Vibe coding absolutely does not work at the scale of an EA Sports game. Even if it could get to a compileable state, there will be loads of performance and memory issues. The kind of code needed for these codebases aren't exactly going to be scraped on Github.
And then there's console code rooted in NDA's. Throwing that into an LLM is a great way to be blacklisted as a publisher.
I buy that vibe coding doesn't work at that scale, and there will always be an investor that thinks it does (these aren't being led by traditional tech investors) who's willing to pay, thinking there's an opportunity.

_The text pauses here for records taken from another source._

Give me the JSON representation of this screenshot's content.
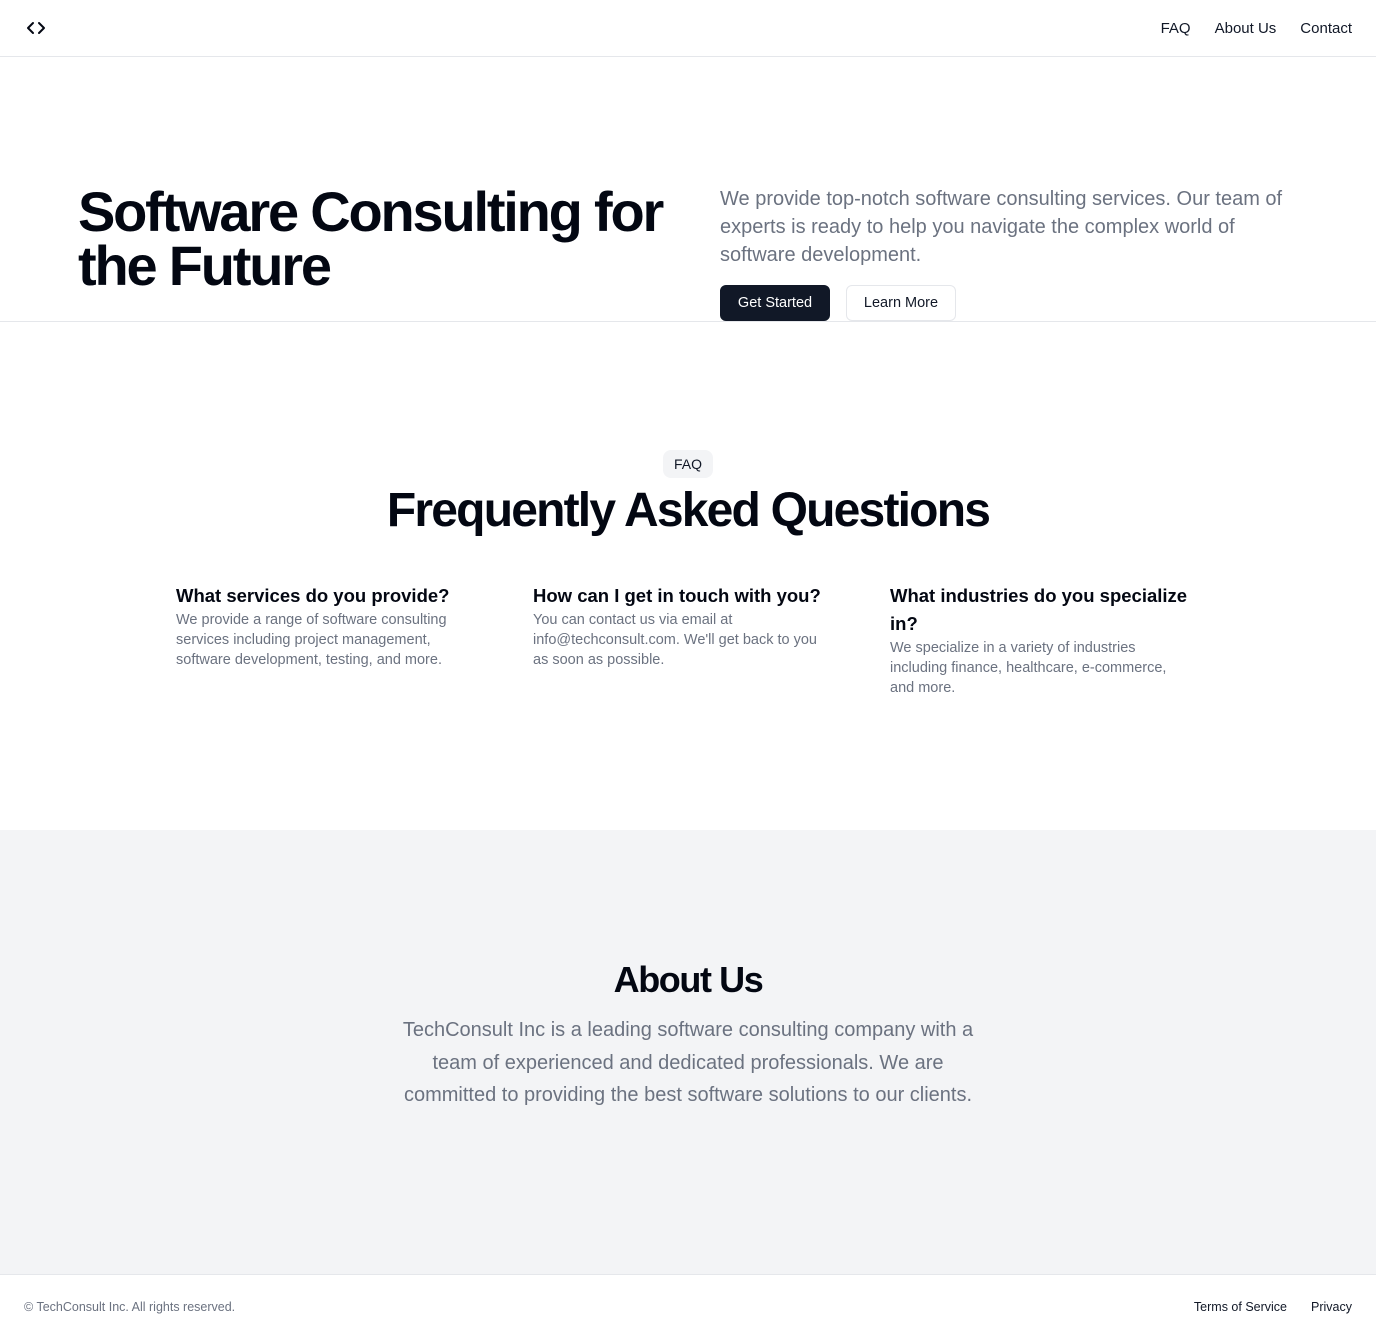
{
  "header": {
    "logo_icon": "code-brackets-icon",
    "nav": [
      {
        "label": "FAQ"
      },
      {
        "label": "About Us"
      },
      {
        "label": "Contact"
      }
    ]
  },
  "hero": {
    "title": "Software Consulting for the Future",
    "description": "We provide top-notch software consulting services. Our team of experts is ready to help you navigate the complex world of software development.",
    "primary_button": "Get Started",
    "secondary_button": "Learn More"
  },
  "faq": {
    "badge": "FAQ",
    "title": "Frequently Asked Questions",
    "items": [
      {
        "question": "What services do you provide?",
        "answer": "We provide a range of software consulting services including project management, software development, testing, and more."
      },
      {
        "question": "How can I get in touch with you?",
        "answer": "You can contact us via email at info@techconsult.com. We'll get back to you as soon as possible."
      },
      {
        "question": "What industries do you specialize in?",
        "answer": "We specialize in a variety of industries including finance, healthcare, e-commerce, and more."
      }
    ]
  },
  "about": {
    "title": "About Us",
    "text": "TechConsult Inc is a leading software consulting company with a team of experienced and dedicated professionals. We are committed to providing the best software solutions to our clients."
  },
  "footer": {
    "copyright": "© TechConsult Inc. All rights reserved.",
    "links": [
      {
        "label": "Terms of Service"
      },
      {
        "label": "Privacy"
      }
    ]
  },
  "colors": {
    "primary": "#111827",
    "muted_text": "#6b7280",
    "section_bg": "#f3f4f6",
    "border": "#e5e7eb"
  }
}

The NDAs don't matter. If there's an exception for tooling like Github, that'll be enough, and enterprise AI code platforms will all hear the same concern and say they don't retain anything. What does matter is there isn't much training data on programming for modern consoles.
Tools like Git are fine. A 3rd party server like Github is an entirely different playing field. For console SDKs I wouldn't even trust a private Github account. There's a reason the industry standard is whipping up your own perforce server instead.I'm doubtful they'll make an exception for a company that wants to train on their data without consulting them.
But this is all speculation. I haven't seen a recent SDK that talked about these issues, so maybe this is already talked out
And then there's console code rooted in NDA's. Throwing that into an LLM is a great way to be blacklisted as a publisher.